Comme le montrent la chronologie du Jardin des Tuileries et ces photographies, ce Jardin est la matrice de tous les jardins de Le Nôtre. C’est aussi un lieu beaucoup moins ordonné qu’il n’y paraît. Un lieu qui se permet, en s’appuyant sur cet ordre structurant, de donner naissance à un désordre tout aussi structurant mais, quant à lui seulement apparent. En effet, dès que l’on pratique une lecture moins codifiée des Tuileries, en utilisant pour cela d’autres axes, différents des axes qui semblent imposés au premier abord par Le Nôtre.
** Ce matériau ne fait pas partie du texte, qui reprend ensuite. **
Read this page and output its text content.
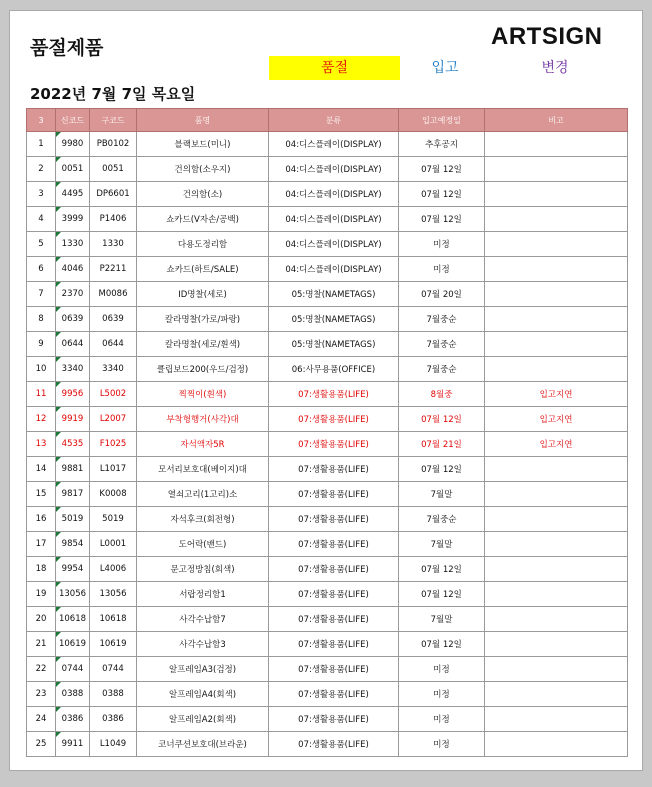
품절제품	ARTSIGN
품절	입고	변경
2022년 7월 7일 목요일
3	신코드	구코드	품명	분류	입고예정일	비고
1	9980	PB0102	블랙보드(미니)	04:디스플레이(DISPLAY)	추후공지	
2	0051	0051	건의함(소우지)	04:디스플레이(DISPLAY)	07월 12일	
3	4495	DP6601	건의함(소)	04:디스플레이(DISPLAY)	07월 12일	
4	3999	P1406	쇼카드(V자손/공백)	04:디스플레이(DISPLAY)	07월 12일	
5	1330	1330	다용도정리함	04:디스플레이(DISPLAY)	미정	
6	4046	P2211	쇼카드(하트/SALE)	04:디스플레이(DISPLAY)	미정	
7	2370	M0086	ID명찰(세로)	05:명찰(NAMETAGS)	07월 20일	
8	0639	0639	칼라명찰(가로/파랑)	05:명찰(NAMETAGS)	7월중순	
9	0644	0644	칼라명찰(세로/흰색)	05:명찰(NAMETAGS)	7월중순	
10	3340	3340	클립보드200(우드/검정)	06:사무용품(OFFICE)	7월중순	
11	9956	L5002	찍찍이(흰색)	07:생활용품(LIFE)	8월중	입고지연
12	9919	L2007	부착형행거(사각)대	07:생활용품(LIFE)	07월 12일	입고지연
13	4535	F1025	자석액자5R	07:생활용품(LIFE)	07월 21일	입고지연
14	9881	L1017	모서리보호대(베이지)대	07:생활용품(LIFE)	07월 12일	
15	9817	K0008	열쇠고리(1고리)소	07:생활용품(LIFE)	7월말	
16	5019	5019	자석후크(회전형)	07:생활용품(LIFE)	7월중순	
17	9854	L0001	도어락(밴드)	07:생활용품(LIFE)	7월말	
18	9954	L4006	문고정방침(회색)	07:생활용품(LIFE)	07월 12일	
19	13056	13056	서랍정리함1	07:생활용품(LIFE)	07월 12일	
20	10618	10618	사각수납함7	07:생활용품(LIFE)	7월말	
21	10619	10619	사각수납함3	07:생활용품(LIFE)	07월 12일	
22	0744	0744	알프레임A3(검정)	07:생활용품(LIFE)	미정	
23	0388	0388	알프레임A4(회색)	07:생활용품(LIFE)	미정	
24	0386	0386	알프레임A2(회색)	07:생활용품(LIFE)	미정	
25	9911	L1049	코너쿠션보호대(브라운)	07:생활용품(LIFE)	미정	
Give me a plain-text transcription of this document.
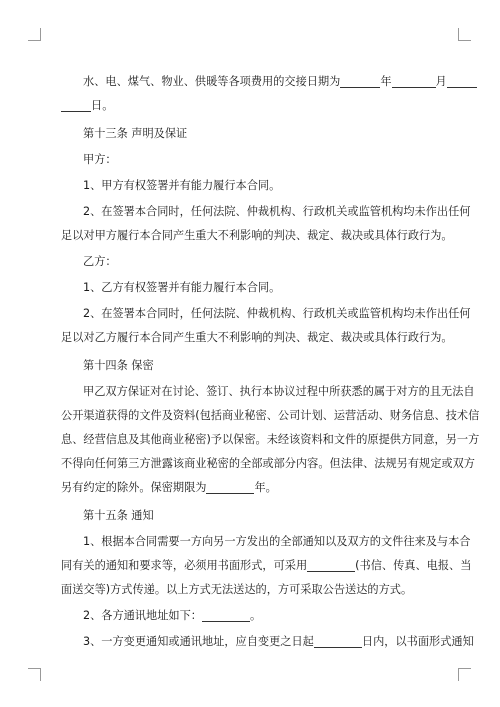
水、电、煤气、物业、供暖等各项费用的交接日期为	年	月
日。
第十三条 声明及保证
甲方：
1、甲方有权签署并有能力履行本合同。
2、在签署本合同时，任何法院、仲裁机构、行政机关或监管机构均未作出任何
足以对甲方履行本合同产生重大不利影响的判决、裁定、裁决或具体行政行为。
乙方：
1、乙方有权签署并有能力履行本合同。
2、在签署本合同时，任何法院、仲裁机构、行政机关或监管机构均未作出任何
足以对乙方履行本合同产生重大不利影响的判决、裁定、裁决或具体行政行为。
第十四条 保密
甲乙双方保证对在讨论、签订、执行本协议过程中所获悉的属于对方的且无法自
公开渠道获得的文件及资料(包括商业秘密、公司计划、运营活动、财务信息、技术信
息、经营信息及其他商业秘密)予以保密。未经该资料和文件的原提供方同意，另一方
不得向任何第三方泄露该商业秘密的全部或部分内容。但法律、法规另有规定或双方
另有约定的除外。保密期限为	年。
第十五条 通知
1、根据本合同需要一方向另一方发出的全部通知以及双方的文件往来及与本合
同有关的通知和要求等，必须用书面形式，可采用	(书信、传真、电报、当
面送交等)方式传递。以上方式无法送达的，方可采取公告送达的方式。
2、各方通讯地址如下：	。
3、一方变更通知或通讯地址，应自变更之日起	日内，以书面形式通知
On découvre alors un jardin dont l’ordonnancement apparaît proche des jardins à l’anglaise.
La perspective
La perspective, c’est découvrir un regard de travers et de traverse qui fait subitement surgir un empereur romain émergeant des branchages comme s’il croissait telle une plante mise en terre, il y a quelques siècles, par un jardinier plein d’espoir en son potentiel de développement. C’est découvrir ces axes discrètement proposés par Le Nôtre. Ainsi, c’est en abordant le Jardin par la rue de Rivoli, depuis la place du Palais-Royal, que l’on découvre un Retour de chasse levant un poing rageur au-delà d’une haie subitement transformée en une barricade symbolique. Mutation qui fait de ce Retour de chasse un personnage à la Gavroche tant célébré par Victor Hugo et accompagné par un majestueux Jules Ferry qui surveille au loin Waldeck-Rousseau ardant défenseur de Dreyfus et promulgateur de la loi légalisant les syndicats professionnels ouvriers et patronaux .
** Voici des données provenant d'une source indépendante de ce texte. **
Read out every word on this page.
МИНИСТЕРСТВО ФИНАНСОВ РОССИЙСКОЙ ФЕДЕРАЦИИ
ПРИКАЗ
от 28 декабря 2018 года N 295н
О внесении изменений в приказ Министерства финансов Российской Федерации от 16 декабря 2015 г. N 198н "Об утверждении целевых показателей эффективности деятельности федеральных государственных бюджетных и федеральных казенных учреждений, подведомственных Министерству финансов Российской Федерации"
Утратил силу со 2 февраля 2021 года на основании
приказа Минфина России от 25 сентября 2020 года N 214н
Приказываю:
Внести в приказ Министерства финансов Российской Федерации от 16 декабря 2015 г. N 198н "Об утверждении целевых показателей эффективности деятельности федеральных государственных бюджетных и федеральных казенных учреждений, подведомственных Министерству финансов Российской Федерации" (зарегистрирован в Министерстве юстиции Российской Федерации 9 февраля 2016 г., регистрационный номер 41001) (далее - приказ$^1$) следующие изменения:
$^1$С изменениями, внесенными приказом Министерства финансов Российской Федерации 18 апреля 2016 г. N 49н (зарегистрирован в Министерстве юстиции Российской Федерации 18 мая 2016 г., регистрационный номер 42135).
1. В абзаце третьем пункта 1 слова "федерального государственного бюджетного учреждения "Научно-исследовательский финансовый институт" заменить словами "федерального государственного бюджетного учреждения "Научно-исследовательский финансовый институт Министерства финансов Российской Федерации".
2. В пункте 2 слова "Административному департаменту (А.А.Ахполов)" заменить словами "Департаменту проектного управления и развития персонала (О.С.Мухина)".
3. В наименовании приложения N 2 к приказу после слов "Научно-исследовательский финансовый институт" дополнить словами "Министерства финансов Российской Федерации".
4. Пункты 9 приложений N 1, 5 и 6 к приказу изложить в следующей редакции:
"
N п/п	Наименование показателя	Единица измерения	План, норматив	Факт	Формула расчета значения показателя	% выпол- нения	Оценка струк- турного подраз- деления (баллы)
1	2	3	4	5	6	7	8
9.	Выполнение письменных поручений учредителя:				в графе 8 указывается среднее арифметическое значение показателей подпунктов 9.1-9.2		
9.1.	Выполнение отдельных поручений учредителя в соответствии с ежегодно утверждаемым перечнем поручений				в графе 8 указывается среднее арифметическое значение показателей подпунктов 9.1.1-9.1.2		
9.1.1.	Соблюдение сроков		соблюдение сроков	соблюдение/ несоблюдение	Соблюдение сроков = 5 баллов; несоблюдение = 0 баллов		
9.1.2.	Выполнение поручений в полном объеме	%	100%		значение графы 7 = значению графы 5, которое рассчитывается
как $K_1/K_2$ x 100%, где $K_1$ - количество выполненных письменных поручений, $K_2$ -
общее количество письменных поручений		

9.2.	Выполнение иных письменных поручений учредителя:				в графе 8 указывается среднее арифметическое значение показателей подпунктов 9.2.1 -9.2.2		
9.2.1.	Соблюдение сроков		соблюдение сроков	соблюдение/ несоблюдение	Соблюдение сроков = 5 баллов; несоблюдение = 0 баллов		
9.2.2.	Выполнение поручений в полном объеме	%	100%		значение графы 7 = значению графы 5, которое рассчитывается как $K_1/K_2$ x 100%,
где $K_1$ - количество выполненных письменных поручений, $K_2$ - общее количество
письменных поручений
Aujourd’hui, parcourir ce jardin, c’est bien entendu découvrir cette perspective, moteur de la Renaissance et en même temps symbolisation matérielle de cette quête de l’infini ; de la découverte d’autres horizons matériels et immatériels issus de cette croyance en un monde en perpétuel mouvement, dans l’axe d’un avenir potentiellement radieux. C’est ce regard qui nous propulse en avant, vers cet infini toujours nouveau comme, ultérieurement, Charles Baudelaire aimera à le proclamer.
Un point focal
Se promener dans Le Jardin des Tuileries, c’est aussi découvrir un endroit unique où la perspective, grâce aux deux arcs napoléoniens, fonctionne dans une symétrie parfaite dont le point focal est l’obélisque de la place de la Concorde et où se répondent espace vert et ville dans une alternance sans rupture. C’est cette absorption naturelle de cet espace à l’origine impossible à intégrer puisque clos par le quatrième côté du Palais du Louvre qui fait ce miracle, non seulement de l’intégration sans coup férir de ces deux arches mais aussi du Jardin du Carrousel dans l’espace du Jardin des Tuileries.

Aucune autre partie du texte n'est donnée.